Friday, March 11, 2011

The Interdependent Challenge Day 7

Yesterday I started the challenge off by asking myself what I really meant by interdependence. I found myself confused after experiencing the many emotions surrounding my father; my need for solitude and a sporadic but determined desire to be a part of the world. Through this I recognized a part of me that doesn’t want to be interdependent — the messy feelings that come from it just too damn uncomfortable. Then again, are these not my codependent parts speaking, the ones that want to hide away in a cave and find safety and reassurance within the walls of aloneness and the others that feel I can serve the world best by fixing things I have no right to fix?

I received an email a few days ago from someone responding to Day 4 of the Challenge. It was a much needed light in the dim hallway I was living. The person wrote: “I spent a lot of energy being anxious about what I should or shouldn't do. I had no compass until I found myself and started listening.” And how simple is that?

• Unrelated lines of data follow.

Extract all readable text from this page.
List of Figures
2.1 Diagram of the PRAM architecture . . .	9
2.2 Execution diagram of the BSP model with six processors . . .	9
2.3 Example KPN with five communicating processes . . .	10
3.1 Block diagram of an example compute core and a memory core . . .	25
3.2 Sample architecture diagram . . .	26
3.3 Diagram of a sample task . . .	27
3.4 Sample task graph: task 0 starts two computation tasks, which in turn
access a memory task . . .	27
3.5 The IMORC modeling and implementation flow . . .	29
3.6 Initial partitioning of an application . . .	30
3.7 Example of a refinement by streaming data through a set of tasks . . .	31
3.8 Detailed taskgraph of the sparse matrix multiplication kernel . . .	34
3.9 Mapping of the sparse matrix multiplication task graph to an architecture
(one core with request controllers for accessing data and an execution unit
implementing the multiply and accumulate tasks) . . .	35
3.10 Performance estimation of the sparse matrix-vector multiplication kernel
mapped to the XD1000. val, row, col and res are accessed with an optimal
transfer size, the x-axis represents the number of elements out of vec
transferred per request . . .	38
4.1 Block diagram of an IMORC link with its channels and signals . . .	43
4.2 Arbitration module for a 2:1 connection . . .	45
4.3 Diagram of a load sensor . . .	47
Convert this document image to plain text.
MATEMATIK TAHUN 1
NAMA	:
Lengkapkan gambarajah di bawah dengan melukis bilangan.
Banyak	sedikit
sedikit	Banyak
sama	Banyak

If I look at it from this perspective, interdependence may require respect, mutuality and leadership but to be truly effective the energy behind it must come from within. We must listen to and respect individual needs while interacting with others from our internal compass— the one that tells us what is right and what is wrong, what depletes and what replenishes; what strengthens and what diminishes.

Perhaps then, that is the fourth component of the interdependent tenets: Respect, Mutuality, Leadership and Simplicity. Life is complicated when our codependent parts are in charge. In the action of simplifying, however; in allowing life to flow without complicated motives, by trusting ourselves and listening to our internal compass we live interdependently.